Locating and checking an executing DLL on a running web server or other application

Edit - even though the steps described below related to an example with IIS, you can use this technique for any running process, it’s just a matter of identifying the process id. In some cases you will not even need the process id, e.g. if all processes are using the same version of a DLL.

Introduction

Figuring out what dll is actually executing on a running web server is no easy task; it’s not as simple as looking in the bin directory of the deployed application as the dlls are copied from there to a set of temporary directories within the windows systemroot.

I know of two ways of figuring this out, the first requires some code changes and the second does not.

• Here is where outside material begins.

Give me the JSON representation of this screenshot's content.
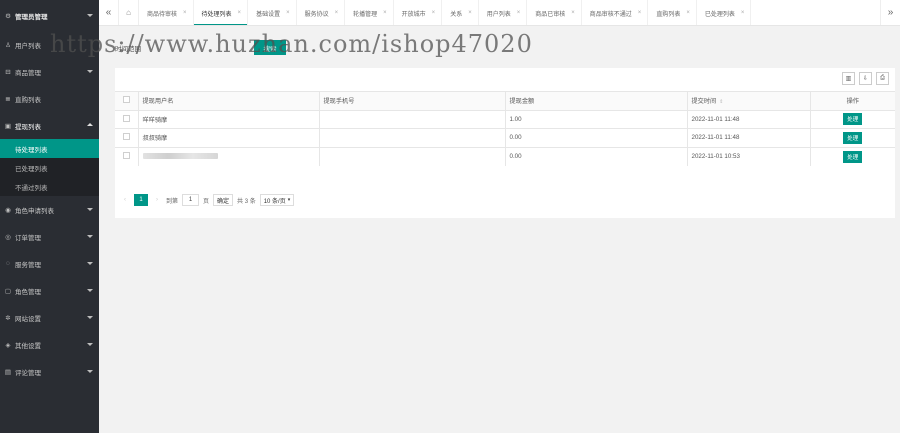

I wrote some time ago about how to find which dll is really executing when running an application, it works just fine if you can alter the source code to include the snippet I proposed.

Clearly that is not a lot of use in a deployed application when you cannot change the code or even redeploy.

No code change needed

Here is the alternative, no code changes needed. The application I am interested in is called MyFancyApp, there are other applications running on the server too. Let’s say that the dll I am interested in is AutoMapper.dll, I need to verify that the running dll is really the version I expect.

1. Open a command prompt and navigate to %systemroot%\System32\inetsrv.
2. Execute appcmd list wp, this will show all the running application pools and the associated process ids. The output will look something like this -

   

You can see that MyFancyApp is running with process id of 1224.

Now switch to Process Explorer.

3. Open Process Explorer and hit CTRL-F, type in AutoMapper.dll. In the results PID 1224 is shown, in fact it will be there a few times. At this point the file location of the dll is visible.

   

4. Double click one of the entries for PID 1224 where the Type is DLL.

5. In the lower pane of Process Explorer the AutoMapper.dll is selected and the version is shown, I had to right click on the lower pane and the version column to make it visible.

That’s it. No redeploy, no code editing, no remote debugging. You now know for sure which dll is running and where to find it. If the dll is your own and you are concerned about what might be in the code you can open the file in dotpeek to decompile it.